Classical Planning

The aim of this post is not to cover classical planning or any of it’s extensions in great detail, but instead point to the spread of existing resources that have already been put together. As the available resources change and improve, this post will be updated accordingly.

If you have any questions, feel free to reach out to me.

Summary

Automated planning has many definitions, and most fail to capture the generality of the framework. According to a random author on Wikipedia,

Automated planning and scheduling, sometimes denoted as simply AI Planning, is a branch of artificial intelligence that concerns the realization of strategies or action sequences, typically for execution by intelligent agents, autonomous robots and unmanned vehicles.

The issue here is that while enabling robots to drive around the room is useful to describe some planning concepts, it is by no means the full picture of what planning is capable of tackling (and, in fact, you probably shouldn’t even use domain independent planning for driving robots around rooms, but that’s another story…)

When might my problem be a planning problem?

If you need to decide on a sequence of actions or events or steps or …, and you aren’t sure in advance which ones you should use (in addition to not knowing their order). If you already know everything that “needs to be done”, and just not the order to do those “things”, then chances are you have a scheduling problem and not a planning problem.

Part of the art of applying planning techniques to solve problems is recognizing if the problem is amenable to planning to begin with, and then deciding on what planning formalism is sufficient to capture enough of the problem. “Planning” is a general term that encompasses everything from finite and discrete to continuous and numeric; fully to partially observable; deterministic to continuous; etc.

As a general rule of thumb, you should always use the most restrictive formalism that you can get away with using to solve your problem.

This means that you may need to be clever in how you encode things as a planning problem so that you forgo model clarity for efficiency. This is why becoming familiar with modeling tricks and techniques is vital to successfully using planning solutions. This also means that it is best to start at the ground-level, and learn what planning is and how to model things in the most basic (and subsequently most computationally efficient) formalism – classical planning.

Resources to Learn Classical Planning and Modeling

Artificial Intelligence Planning with STRIPS, A Gentle Introduction

Written by someone from outside of the automated planning field, this is perhaps one of the best intros of classical planning to those who have never seen it before. It covers both the standard language we use to model planning problems (PDDL), and the search techniques that form the basis for research in the field.

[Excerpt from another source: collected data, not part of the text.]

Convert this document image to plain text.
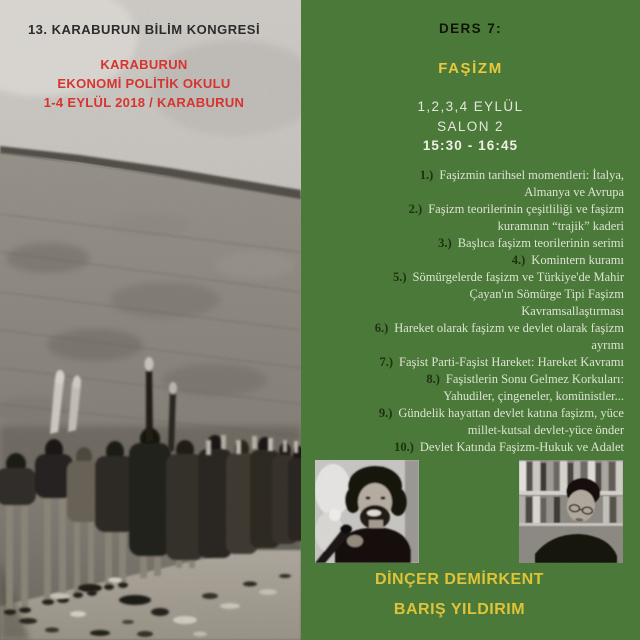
13. KARABURUN BİLİM KONGRESİ
KARABURUN
EKONOMİ POLİTİK OKULU
1-4 EYLÜL 2018 / KARABURUN
DERS 7:
FAŞİZM
1,2,3,4 EYLÜL
SALON 2
15:30 - 16:45
1.) Faşizmin tarihsel momentleri: İtalya,
Almanya ve Avrupa
2.) Faşizm teorilerinin çeşitliliği ve faşizm
kuramının “trajik” kaderi
3.) Başlıca faşizm teorilerinin serimi
4.) Komintern kuramı
5.) Sömürgelerde faşizm ve Türkiye'de Mahir
Çayan'ın Sömürge Tipi Faşizm
Kavramsallaştırması
6.) Hareket olarak faşizm ve devlet olarak faşizm
ayrımı
7.) Faşist Parti-Faşist Hareket: Hareket Kavramı
8.) Faşistlerin Sonu Gelmez Korkuları:
Yahudiler, çingeneler, komünistler...
9.) Gündelik hayattan devlet katına faşizm, yüce
millet-kutsal devlet-yüce önder
10.) Devlet Katında Faşizm-Hukuk ve Adalet
DİNÇER DEMİRKENT
BARIŞ YILDIRIM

Three States and a Plan: The A.I. of F.E.A.R.

Describes the AI used in the video game F.E.A.R., and does a very good job at introducing some of the core concepts in planning in the context of game development. A little dated by this point, but very well done in describing some of the core intuitions.

An Introduction to PDDL

This is just a short set of slides that goes through the PDDL modeling language. Worth going through after reading the post above to get a little better sense of PDDL.

Planning Wiki

While mainly focused on forms of PDDL, and the planners capable of solving them, the planning wiki is a wonderful (and growing) resource of details on these aspects of planning. Definitely worth checking out, and bookmarking for future reference!

Planning.Domains

This is an online editor for PDDL. It isn’t necessarily a resource that you can use to passively learn, however, after reading through the above resources it will serve as the perfect testing ground for playing with planning models. Some of the features worth playing with:

As a note on privacy – currently, PDDL is saved in plain text remotely (heroku servers located in California) only if you save a session. Further, I (Christian Muise) am the only one with access to the database.

A Beginner’s Introduction to Heuristic Search Planning

This is a tutorial given at AAAI in 2015, and focuses mainly on the techniques used to solve classical planning. This goes further into the details on the research that has taken place over the last few decades towards solving planning problems in an automated and domain-independent way.

A Concise Introduction to Planning Models and Methods

Following on the thread of the previous tutorial, this one dives deeper into the various forms of planning (relaxing the assumptions of determinism, full observability, etc.). It is substantially more detailed, and likely only useful if you want to get a sense of the richer formalisms that exist.

Modeling a Simple Planning Domain

This is a course project designed to introduce students to planning and modeling for classical planners. Some of the links are broken (as it happens with old references on the internet to academic sources…), but the problem is nicely defined and would be a good challenge to start with if you don’t have any other ideas of a domain you’d like to model.

Education Portal

This site houses a growing list of educational resources for the planning field. From course notes/slides to example assignments.